OSWALDO MACIÁ ‘Equations [Olfactory-acoustic sculptures]’

Artist: Oswaldo Maciá

Exhibition title: Equations [Olfactory-acoustic sculptures]
Dates: 09.02.2017 to 18.06.2017
Place: CAAM – San Antonio Abad. Las Palmas de Gran Canaria. Spain.
Hours: Tuesday to Saturday from 10am to 9pm. and Sundays from 10 a.m. to 2 p.m.

Free admission

San Antonio Abad Exhibition Room-CAAM is holding the exhibition Ecuaciones [Esculturas olfativo-acústicas] / Equations [Olfactory-acoustic sculptures], a project by Colombian artist Oswaldo Maciá (Cartagena de Indias, Colombia, 1960), who has lived and worked in London since 1990.

Primarily a sculptor, as he likes to define himself, Oswaldo Maciá investigates the spaces of perception of sculpture, exploring new languages that question our centuries-old forms of perception, especially in the context of western culture.

Yet Maciá is more than a sculptor: he is also a poet and thinker, a musician and composer, who places us in front of new horizons of perception that subvert our space of security and sensory comfort, submerging us in exciting territories unknown to our senses.

The concept of equation chosen by the artist to present this project introduces us to a reality involving elements we should constantly be aware of.

His project begins on the Ground Floor, with the work La fábula del viento / Fables of the wind, an acousmatic*-circular composition that situates us in the allegorical space of the sea and the wind, the endless cycle of departure and return, migrations, trade, the journey of ideas…

On the First Floor, the olfactory-acoustic sculpture Under the Horizon / Bajo el Horizonte awaits usThe immeasurable line of the horizon, Maciá tells us, has been used to navigate from one place to another, acting as a line where our vision is calibrated, and in this work the horizon becomes a horizontal exploration for spectators through sound and smell.

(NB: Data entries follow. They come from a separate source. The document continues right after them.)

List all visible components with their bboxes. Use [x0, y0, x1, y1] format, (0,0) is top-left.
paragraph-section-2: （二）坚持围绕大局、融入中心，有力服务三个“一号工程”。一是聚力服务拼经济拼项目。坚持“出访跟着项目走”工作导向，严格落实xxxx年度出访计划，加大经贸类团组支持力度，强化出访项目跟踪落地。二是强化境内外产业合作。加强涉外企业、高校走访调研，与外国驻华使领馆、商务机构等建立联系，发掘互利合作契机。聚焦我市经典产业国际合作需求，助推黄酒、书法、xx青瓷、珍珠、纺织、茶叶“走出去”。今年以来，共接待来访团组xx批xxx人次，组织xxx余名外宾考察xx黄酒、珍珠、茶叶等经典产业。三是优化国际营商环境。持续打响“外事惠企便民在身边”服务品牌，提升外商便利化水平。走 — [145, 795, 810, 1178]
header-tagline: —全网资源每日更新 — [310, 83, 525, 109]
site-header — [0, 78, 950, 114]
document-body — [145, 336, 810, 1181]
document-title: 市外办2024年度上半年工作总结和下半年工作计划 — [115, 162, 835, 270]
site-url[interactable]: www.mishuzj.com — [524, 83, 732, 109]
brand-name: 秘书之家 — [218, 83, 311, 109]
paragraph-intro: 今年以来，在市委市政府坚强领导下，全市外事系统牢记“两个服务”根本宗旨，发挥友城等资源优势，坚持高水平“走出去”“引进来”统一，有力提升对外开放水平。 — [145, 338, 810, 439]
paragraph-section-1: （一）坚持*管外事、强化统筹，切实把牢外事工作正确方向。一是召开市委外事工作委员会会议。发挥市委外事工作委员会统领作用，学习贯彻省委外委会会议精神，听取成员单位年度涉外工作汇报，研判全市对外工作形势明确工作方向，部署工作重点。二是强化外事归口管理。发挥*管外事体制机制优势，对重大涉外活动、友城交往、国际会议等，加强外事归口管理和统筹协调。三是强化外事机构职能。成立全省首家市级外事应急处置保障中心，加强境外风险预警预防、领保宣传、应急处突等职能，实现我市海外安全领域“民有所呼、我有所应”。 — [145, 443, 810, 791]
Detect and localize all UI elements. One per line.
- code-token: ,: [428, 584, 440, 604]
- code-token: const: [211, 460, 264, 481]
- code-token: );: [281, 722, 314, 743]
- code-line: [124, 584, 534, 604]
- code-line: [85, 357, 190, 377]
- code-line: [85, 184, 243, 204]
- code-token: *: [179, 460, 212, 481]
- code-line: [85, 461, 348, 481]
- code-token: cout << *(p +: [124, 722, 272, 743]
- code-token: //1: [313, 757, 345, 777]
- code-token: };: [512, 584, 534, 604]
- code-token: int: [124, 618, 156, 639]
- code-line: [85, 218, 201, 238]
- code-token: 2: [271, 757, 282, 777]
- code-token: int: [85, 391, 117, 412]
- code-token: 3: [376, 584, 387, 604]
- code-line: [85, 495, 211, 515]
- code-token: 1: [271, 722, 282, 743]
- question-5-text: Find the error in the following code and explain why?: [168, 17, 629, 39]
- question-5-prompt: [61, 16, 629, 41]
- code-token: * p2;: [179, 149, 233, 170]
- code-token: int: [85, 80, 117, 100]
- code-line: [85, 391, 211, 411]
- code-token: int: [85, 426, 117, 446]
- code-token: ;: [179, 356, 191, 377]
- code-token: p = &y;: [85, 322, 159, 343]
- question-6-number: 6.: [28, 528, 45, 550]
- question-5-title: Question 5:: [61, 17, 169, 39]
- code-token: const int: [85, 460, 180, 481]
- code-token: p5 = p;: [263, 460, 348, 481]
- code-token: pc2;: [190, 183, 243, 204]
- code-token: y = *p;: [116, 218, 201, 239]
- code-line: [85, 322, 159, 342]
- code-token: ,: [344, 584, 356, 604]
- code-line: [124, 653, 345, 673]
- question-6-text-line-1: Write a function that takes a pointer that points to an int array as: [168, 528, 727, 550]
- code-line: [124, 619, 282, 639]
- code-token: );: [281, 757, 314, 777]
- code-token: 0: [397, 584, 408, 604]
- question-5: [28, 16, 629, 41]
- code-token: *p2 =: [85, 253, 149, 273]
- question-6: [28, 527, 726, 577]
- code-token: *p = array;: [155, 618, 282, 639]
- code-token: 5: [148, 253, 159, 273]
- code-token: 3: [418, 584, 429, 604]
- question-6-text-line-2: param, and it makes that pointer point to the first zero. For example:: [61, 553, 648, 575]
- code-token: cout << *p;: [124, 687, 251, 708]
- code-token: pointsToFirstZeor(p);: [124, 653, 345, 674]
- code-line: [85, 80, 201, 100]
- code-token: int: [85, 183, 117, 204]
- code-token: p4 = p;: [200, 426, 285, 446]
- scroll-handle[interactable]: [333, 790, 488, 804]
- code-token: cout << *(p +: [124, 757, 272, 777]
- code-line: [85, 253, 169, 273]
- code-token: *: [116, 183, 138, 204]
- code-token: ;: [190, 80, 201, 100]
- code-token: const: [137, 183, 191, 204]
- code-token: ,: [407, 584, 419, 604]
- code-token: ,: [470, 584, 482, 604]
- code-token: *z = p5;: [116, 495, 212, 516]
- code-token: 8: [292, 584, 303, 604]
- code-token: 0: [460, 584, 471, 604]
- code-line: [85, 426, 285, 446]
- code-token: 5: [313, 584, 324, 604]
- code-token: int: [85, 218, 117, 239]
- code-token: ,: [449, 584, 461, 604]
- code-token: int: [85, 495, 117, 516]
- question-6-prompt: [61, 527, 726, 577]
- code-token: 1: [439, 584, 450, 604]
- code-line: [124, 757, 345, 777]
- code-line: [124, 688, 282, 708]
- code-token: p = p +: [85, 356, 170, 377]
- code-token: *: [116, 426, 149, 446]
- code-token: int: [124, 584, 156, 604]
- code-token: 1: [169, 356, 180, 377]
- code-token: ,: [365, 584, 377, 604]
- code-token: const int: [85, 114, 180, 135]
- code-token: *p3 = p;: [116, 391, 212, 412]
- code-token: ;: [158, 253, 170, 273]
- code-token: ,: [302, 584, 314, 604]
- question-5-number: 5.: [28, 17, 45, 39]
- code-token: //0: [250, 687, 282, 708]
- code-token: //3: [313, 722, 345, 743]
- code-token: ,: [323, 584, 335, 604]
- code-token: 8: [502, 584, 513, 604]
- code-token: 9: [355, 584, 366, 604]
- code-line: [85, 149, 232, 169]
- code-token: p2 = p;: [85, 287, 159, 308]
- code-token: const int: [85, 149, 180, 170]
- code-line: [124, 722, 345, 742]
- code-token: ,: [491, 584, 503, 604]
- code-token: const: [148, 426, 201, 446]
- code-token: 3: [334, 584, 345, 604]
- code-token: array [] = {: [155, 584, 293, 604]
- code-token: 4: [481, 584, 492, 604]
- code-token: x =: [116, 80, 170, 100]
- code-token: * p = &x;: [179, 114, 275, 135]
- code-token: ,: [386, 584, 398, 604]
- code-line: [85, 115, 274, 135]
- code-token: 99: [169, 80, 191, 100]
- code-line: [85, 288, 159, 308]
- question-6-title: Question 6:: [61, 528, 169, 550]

The journey concludes with Volucrary / Volucrarios, Maciá’s tribute to the Volucraries, Medieval treatises on the symbolism of birds. The most widely known Volucrary in the Renaissance was by a German doctor and naturalist, known by the French translation of his name as Jean de Cuba (1430-1503). In his book Jardín de Santé, de Cuba described more than 122 birds, including extracts from the most relevant classical studies. As we observe Volucrary today, we become aware of both extinct and endangered species.

We are extremely grateful to the artist for this gift to the senses. We invite you to become entranced as you discover new ways of understanding the artistic experience.

Orlando Britto Jinorio
Director of the CAAM

*The term acousmatic is attributed to Pythagoras, who is said to have taught his students from behind a veil or screen so his presence did not distract them from his teachings.